今回の商談も無事に成立し、会社に良い報告が出来、そのまま直帰していた大林だったが、現在の時間帯の夕日のように途端に気持ちがどんどん沈んでいった。
こんな気持ちを抱えたまま帰りたくない。
どこか呑みに行こうか。けれども、一人で呑む気分ではない。
人恋しい───⋯⋯。
「お、大林さん⋯⋯っ」
行く手を阻むように下がっていた目線の先に靴が映った。
が、呼ばれたその声に思わず顔を上げる。
「⋯⋯細貝さん」
目の前にいたのはあろうことか一方的に気まずさを覚えている人物だった。
今日も顔が赤く見えるのは夕日のせいか。
「どうしてここに」
「営業の人に聞きました。

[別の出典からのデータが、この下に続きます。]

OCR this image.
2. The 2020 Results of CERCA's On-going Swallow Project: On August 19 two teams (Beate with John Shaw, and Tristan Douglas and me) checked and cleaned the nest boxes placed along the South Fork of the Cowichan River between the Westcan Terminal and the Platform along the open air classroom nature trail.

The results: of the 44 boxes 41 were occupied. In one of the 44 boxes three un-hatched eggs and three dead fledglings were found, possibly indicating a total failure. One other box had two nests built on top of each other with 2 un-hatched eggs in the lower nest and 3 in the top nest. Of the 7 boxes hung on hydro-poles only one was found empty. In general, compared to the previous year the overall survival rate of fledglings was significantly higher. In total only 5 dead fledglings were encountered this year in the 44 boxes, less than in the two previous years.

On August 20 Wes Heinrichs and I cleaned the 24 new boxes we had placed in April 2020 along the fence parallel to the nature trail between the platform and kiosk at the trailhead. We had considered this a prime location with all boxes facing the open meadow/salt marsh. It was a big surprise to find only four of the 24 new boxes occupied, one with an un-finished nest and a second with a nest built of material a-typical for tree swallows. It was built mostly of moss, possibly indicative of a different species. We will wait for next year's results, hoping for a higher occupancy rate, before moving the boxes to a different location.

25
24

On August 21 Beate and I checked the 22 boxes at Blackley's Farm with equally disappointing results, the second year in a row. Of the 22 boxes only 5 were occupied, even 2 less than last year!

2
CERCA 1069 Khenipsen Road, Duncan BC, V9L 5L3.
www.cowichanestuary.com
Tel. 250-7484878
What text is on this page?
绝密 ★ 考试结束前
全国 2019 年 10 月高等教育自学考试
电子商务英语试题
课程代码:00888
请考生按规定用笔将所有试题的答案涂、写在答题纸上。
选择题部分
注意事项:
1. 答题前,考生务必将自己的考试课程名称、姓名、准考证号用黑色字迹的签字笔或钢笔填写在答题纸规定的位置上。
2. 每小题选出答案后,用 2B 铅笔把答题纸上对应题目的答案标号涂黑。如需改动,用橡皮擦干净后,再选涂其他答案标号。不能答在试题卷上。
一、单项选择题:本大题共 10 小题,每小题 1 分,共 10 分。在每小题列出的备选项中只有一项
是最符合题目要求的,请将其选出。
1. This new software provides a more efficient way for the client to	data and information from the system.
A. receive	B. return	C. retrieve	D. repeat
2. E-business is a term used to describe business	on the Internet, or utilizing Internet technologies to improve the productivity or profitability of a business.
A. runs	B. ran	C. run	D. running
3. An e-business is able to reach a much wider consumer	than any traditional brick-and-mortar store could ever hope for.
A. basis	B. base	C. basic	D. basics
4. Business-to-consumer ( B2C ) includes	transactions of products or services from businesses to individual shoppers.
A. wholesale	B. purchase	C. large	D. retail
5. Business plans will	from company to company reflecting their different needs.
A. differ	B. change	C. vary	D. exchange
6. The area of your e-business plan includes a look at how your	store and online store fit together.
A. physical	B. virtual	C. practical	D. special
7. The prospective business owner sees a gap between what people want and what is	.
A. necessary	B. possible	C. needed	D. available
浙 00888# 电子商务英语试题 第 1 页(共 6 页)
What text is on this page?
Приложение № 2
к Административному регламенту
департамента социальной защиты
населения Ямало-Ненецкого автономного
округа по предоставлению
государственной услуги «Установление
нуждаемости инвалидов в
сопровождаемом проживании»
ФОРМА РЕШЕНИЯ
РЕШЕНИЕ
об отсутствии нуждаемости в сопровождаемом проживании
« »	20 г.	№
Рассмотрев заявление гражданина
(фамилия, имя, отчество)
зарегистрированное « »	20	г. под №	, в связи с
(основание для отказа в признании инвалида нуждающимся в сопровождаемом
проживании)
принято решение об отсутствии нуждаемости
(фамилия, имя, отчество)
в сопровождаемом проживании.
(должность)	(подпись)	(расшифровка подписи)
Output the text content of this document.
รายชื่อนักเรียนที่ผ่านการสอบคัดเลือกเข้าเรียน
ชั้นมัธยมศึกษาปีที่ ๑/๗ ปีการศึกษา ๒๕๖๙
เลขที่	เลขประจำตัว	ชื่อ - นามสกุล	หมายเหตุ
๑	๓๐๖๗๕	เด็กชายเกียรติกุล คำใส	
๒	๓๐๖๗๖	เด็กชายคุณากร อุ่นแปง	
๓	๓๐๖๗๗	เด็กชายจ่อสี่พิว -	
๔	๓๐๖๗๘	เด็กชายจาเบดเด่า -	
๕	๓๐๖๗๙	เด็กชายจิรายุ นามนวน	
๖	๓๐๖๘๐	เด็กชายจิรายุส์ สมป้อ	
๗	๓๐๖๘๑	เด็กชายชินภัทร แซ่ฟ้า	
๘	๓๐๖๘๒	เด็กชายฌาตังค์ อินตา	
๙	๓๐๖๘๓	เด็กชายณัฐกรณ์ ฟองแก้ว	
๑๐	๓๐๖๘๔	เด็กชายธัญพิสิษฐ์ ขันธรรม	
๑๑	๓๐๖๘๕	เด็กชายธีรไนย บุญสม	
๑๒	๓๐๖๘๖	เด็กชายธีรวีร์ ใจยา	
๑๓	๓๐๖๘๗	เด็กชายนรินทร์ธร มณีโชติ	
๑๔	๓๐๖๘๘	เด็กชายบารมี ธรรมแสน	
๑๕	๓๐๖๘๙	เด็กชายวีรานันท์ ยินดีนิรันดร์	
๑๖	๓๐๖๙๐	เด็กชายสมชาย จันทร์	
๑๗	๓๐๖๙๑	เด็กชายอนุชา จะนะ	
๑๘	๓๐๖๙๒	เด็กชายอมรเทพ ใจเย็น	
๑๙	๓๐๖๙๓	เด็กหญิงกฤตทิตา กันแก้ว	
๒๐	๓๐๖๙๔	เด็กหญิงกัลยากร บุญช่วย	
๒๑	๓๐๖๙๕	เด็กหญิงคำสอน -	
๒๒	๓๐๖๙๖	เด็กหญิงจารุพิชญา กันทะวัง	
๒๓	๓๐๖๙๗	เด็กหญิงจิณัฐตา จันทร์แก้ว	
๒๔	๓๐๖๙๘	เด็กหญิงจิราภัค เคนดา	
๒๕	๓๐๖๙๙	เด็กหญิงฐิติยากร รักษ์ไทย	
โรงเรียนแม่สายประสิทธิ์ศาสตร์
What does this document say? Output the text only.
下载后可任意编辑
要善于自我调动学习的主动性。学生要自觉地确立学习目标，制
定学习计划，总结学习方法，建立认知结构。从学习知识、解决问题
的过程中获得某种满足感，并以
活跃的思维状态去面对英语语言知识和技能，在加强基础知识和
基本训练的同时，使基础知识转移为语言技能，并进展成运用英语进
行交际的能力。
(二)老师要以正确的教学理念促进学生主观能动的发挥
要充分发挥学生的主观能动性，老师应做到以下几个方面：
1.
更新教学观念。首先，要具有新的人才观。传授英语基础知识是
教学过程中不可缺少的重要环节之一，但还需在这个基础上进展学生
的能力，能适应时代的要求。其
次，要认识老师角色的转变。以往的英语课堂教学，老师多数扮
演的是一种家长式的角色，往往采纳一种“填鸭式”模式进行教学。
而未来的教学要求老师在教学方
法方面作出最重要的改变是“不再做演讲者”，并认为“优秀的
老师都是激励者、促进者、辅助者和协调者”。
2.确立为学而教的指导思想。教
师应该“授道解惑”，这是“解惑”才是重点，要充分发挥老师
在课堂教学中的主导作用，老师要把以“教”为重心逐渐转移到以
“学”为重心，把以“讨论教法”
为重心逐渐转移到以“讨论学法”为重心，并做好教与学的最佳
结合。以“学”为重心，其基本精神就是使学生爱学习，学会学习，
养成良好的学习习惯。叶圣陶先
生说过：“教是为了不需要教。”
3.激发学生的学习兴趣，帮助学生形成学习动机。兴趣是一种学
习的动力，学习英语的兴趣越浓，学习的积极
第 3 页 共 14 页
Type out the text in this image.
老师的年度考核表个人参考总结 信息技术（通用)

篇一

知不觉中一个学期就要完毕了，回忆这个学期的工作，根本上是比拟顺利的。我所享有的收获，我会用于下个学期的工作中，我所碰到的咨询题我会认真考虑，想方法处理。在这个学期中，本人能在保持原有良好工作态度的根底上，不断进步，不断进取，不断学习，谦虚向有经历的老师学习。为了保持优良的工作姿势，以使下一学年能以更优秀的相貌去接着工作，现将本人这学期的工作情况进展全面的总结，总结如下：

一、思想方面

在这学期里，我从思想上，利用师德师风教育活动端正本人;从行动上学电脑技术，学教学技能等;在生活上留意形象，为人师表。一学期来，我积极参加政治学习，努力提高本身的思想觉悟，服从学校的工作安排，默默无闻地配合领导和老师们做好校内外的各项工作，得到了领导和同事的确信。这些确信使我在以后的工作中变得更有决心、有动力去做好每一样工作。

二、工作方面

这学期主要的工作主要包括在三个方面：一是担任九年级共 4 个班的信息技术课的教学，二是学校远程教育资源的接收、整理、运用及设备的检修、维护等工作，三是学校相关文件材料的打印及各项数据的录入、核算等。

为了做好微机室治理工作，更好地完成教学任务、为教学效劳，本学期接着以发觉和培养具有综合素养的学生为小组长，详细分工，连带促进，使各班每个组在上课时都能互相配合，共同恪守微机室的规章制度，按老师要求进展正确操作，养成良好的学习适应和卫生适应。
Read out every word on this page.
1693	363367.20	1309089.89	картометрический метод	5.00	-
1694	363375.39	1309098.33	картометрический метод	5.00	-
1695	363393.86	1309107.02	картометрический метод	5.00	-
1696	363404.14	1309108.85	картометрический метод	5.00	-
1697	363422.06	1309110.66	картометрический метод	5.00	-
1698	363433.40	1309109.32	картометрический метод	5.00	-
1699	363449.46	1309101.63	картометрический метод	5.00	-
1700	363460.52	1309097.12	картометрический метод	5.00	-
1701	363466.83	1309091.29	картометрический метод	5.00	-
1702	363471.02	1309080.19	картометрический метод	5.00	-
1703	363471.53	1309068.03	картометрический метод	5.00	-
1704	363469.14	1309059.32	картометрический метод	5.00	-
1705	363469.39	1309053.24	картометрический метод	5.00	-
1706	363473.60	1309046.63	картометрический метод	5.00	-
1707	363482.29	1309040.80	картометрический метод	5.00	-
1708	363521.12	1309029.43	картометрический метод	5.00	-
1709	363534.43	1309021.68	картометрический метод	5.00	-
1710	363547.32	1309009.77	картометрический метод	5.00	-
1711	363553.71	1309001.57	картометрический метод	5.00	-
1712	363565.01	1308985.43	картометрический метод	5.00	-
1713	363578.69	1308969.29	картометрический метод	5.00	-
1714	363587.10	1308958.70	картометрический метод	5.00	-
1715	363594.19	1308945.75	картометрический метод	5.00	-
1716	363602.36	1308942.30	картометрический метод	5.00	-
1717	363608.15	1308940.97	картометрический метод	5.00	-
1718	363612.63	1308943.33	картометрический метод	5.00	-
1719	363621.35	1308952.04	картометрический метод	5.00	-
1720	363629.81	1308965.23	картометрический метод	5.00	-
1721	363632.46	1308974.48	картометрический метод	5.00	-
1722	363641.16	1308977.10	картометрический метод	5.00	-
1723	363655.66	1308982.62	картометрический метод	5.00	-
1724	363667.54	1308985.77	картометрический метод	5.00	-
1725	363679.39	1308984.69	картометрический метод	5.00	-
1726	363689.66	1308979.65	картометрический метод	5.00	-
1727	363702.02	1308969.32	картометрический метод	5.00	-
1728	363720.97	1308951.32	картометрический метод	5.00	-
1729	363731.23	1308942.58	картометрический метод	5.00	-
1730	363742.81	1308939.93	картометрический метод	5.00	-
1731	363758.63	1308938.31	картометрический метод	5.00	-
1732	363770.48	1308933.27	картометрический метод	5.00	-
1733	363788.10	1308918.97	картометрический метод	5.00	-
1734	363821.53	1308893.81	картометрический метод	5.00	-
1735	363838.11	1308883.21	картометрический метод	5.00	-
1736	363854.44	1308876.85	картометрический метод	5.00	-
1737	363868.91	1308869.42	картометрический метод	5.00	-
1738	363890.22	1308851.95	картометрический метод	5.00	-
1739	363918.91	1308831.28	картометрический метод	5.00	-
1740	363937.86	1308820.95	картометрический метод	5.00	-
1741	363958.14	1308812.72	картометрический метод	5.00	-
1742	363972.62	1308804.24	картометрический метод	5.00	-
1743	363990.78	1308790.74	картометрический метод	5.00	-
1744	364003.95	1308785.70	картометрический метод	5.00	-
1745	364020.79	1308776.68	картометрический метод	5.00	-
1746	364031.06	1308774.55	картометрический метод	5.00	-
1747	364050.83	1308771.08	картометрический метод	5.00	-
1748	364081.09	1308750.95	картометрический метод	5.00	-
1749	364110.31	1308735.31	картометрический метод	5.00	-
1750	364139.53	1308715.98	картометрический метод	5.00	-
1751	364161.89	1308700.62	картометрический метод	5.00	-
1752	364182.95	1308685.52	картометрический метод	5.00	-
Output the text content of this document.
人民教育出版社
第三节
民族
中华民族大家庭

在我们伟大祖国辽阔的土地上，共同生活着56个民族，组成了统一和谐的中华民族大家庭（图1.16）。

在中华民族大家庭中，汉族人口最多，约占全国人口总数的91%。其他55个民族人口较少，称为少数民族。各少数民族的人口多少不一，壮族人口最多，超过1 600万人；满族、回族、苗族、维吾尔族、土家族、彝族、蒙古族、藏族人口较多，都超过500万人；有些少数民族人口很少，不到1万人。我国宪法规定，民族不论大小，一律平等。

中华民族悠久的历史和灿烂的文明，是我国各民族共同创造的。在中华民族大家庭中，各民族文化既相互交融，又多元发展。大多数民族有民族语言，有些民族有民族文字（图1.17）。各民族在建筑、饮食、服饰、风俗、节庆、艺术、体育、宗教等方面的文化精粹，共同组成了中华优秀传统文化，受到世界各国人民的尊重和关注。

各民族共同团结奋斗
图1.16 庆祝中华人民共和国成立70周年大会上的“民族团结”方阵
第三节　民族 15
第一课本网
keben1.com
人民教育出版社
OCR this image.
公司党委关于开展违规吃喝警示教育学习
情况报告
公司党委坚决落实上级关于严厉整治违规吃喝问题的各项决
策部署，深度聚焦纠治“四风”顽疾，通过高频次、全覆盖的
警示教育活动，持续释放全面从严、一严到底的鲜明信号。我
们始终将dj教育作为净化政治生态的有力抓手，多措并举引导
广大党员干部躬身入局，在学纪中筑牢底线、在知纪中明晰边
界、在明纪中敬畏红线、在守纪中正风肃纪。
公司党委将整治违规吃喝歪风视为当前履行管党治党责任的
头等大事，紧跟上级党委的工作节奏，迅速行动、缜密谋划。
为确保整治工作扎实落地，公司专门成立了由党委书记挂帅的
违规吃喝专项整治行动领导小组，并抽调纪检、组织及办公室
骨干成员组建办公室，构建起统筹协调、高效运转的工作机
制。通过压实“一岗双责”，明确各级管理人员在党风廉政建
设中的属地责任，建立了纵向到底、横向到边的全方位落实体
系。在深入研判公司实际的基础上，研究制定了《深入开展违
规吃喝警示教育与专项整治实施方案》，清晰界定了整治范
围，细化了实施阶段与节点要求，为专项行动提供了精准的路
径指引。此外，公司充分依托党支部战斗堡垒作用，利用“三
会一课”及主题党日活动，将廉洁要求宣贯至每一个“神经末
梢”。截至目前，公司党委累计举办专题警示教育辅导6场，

⋯⋯直帰だそうで。でしたら、これから予定はないですよね?」
「え、ええ、まあ⋯⋯」
「でしたら、これから行くところに一緒に行ってもらいます⋯⋯っ」
「え⋯⋯ちょ⋯⋯っ」
有無を言わさず、ぐいっと手首を掴まれ、細貝は足早と歩き出した。
これからどこに行くんだ、とか掴む手が痛いほど力強く、だが、どこか震えているようでそれは何なのかと疑問符が増えていくばかり。
しかし、それを問いかける雰囲気ではなかった。
どちらとも何も言わず、半ば強引に連れて来られたのは。
「え、ラブホ⋯⋯?」
「はい。ラブホです」
「え、いや、なんで⋯⋯」
その疑問に返される応えはなく、そのまま共に中に入った細貝は慣れた手つきでパネルを操作した。
今日このような場所に行くのが初めてである大林とは対照的に当たり前な足取りである部屋に入った細貝の姿を見ていた時、脳裏にあの時見た人事の女性が浮かび、気がつけば手を払っていた。